Mais l’Esprit Saint fait entrer dans une autre logique : celle du Christ qui aime jusqu’au don total de Lui-même. Voilà pourquoi la véritable charité est surnaturelle. Comme le disait Saint Thomas d’Aquin : « Aimer, c’est vouloir le bien de l’autre. »

L’Esprit nous apprend peu à peu cette manière d’aimer. Puis viennent les autres fruits : la joie ; la paix ; la patience ;la maîtrise de soi ; la douceur…. Ces fruits ne signifient pas que la vie devient facile. Les saints eux-mêmes ont connu :
l’épreuve ; les combats ; les nuits intérieures ; les contradictions.

Mais au cœur même des difficultés, quelque chose demeurait stable : la présence de Dieu.
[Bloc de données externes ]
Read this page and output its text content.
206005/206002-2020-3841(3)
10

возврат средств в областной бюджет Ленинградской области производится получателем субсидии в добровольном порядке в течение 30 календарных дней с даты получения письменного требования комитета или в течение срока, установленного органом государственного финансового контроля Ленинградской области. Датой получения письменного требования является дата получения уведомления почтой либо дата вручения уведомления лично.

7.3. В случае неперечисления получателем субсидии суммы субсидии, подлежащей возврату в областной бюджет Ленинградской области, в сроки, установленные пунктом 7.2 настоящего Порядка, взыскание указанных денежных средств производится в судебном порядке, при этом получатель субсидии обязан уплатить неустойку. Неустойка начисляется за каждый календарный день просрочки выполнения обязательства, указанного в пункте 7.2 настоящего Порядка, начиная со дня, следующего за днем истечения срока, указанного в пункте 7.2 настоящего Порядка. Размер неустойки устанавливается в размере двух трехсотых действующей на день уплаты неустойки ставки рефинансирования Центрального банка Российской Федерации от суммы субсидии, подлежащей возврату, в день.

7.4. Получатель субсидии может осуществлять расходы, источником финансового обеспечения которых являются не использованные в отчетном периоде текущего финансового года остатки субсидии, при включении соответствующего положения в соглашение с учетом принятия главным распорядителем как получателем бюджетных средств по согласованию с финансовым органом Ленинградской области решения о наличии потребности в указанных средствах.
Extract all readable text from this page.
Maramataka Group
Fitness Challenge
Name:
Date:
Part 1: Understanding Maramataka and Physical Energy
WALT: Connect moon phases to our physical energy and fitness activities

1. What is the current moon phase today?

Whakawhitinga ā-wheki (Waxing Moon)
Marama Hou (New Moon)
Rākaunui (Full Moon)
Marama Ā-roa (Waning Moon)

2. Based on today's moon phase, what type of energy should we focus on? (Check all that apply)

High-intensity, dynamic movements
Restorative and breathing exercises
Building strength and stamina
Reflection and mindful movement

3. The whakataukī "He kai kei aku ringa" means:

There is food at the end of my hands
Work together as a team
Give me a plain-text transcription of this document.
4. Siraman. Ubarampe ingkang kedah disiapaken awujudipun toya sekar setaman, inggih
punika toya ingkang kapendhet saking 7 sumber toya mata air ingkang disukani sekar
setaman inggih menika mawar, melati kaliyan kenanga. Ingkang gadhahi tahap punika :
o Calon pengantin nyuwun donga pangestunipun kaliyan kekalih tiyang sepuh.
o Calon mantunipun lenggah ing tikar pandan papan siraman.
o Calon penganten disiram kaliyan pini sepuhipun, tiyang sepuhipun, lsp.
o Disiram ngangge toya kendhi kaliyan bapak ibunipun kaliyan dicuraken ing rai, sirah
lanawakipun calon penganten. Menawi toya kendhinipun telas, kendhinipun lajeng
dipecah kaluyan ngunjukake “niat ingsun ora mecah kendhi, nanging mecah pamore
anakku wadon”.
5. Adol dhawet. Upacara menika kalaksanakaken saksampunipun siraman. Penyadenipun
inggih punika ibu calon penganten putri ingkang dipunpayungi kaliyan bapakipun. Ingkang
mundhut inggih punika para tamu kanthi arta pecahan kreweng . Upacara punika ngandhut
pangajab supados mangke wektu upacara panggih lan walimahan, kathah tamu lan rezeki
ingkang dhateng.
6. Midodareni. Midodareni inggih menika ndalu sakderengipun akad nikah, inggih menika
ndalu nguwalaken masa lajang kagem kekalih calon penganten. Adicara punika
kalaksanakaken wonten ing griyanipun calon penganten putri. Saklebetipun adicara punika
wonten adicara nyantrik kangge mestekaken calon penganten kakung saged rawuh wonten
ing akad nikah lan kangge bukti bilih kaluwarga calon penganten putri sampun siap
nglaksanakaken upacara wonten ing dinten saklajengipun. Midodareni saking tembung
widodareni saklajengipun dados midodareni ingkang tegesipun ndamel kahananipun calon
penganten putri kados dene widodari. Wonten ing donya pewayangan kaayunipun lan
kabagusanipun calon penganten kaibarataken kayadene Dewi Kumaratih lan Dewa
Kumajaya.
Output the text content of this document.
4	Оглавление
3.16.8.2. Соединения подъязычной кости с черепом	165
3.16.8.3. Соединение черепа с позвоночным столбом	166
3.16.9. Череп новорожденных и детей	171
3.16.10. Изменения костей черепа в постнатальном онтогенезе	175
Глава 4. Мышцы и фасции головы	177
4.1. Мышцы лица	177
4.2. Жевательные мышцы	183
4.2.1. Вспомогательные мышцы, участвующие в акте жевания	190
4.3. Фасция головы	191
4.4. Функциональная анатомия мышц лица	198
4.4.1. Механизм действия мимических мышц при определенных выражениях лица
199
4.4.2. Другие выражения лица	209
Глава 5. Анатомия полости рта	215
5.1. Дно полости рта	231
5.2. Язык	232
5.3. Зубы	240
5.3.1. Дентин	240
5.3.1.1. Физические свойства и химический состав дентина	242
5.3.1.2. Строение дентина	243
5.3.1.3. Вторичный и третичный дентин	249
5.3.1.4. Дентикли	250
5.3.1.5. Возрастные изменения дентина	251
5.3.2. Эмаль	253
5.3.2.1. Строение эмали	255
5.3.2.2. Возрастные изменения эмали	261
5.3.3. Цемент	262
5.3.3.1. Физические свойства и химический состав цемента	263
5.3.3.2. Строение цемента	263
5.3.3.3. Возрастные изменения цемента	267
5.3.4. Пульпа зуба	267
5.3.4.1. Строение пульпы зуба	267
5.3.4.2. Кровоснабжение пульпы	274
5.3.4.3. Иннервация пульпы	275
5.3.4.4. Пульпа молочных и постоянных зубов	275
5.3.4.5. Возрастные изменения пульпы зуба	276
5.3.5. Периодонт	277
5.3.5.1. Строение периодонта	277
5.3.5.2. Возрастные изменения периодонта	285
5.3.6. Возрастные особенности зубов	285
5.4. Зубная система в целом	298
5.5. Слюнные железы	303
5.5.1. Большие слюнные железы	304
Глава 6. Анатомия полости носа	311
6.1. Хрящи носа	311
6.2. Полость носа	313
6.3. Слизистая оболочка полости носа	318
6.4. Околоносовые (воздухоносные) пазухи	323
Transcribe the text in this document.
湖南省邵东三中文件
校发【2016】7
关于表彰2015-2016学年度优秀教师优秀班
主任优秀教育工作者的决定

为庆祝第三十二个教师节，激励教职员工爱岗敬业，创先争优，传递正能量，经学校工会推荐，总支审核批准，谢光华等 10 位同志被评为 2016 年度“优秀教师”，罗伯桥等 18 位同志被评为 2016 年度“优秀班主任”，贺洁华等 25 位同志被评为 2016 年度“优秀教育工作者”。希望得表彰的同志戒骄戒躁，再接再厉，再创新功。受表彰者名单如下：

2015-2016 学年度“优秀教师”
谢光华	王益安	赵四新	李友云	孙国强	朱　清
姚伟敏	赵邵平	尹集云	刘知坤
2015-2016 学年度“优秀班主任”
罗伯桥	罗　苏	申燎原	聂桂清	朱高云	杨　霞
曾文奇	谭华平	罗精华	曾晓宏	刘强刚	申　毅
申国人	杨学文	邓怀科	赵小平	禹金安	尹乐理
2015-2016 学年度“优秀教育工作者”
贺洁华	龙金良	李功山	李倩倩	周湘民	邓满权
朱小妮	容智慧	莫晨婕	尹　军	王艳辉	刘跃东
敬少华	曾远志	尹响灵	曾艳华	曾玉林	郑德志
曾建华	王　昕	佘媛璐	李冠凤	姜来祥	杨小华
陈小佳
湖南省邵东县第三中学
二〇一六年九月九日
La joie chrétienne n’est pas une euphorie passagère. Elle naît de la certitude d’être aimé et sauvé.
La paix chrétienne n’est pas l’absence de problèmes. Elle est la confiance profonde que Dieu demeure présent même au milieu des tempêtes. Le monde cherche souvent la paix dans le contrôle. L’Esprit Saint l’offre dans l’abandon.

Il est important aussi de comprendre que les fruits de l’Esprit ne sont pas d’abord des performances morales. Ils sont le signe qu’une âme demeure unie à Dieu.
Jésus dit : « Demeurez en moi comme le sarment demeure attaché à la vigne. »

Sans cette union intérieure, l’homme finit par s’épuiser spirituellement. La sainteté ne consiste pas à produire artificiellement des attitudes parfaites. Elle consiste à laisser la vie du Christ circuler en nous.

Plus l’Esprit Saint trouve de place dans une âme, plus cette âme devient : lumineuse ; pacifiante ; humble ; capable d’aimer. Certains saints rayonnaient presque naturellement cette présence.

Pensons à Saint Séraphin de Sarov qui disait : « Acquiers la paix intérieure et des milliers autour de toi trouveront le salut. »

Le monde a besoin de chrétiens habités par l’Esprit. Pas seulement de croyants capables de parler de Dieu, mais d’hommes et de femmes dont la manière de vivre révèle déjà quelque chose du Royaume.

Pour aujourd’hui

Choisir un fruit de l’Esprit que nous désirons particulièrement recevoir. Et le demander plusieurs fois au cours de la journée.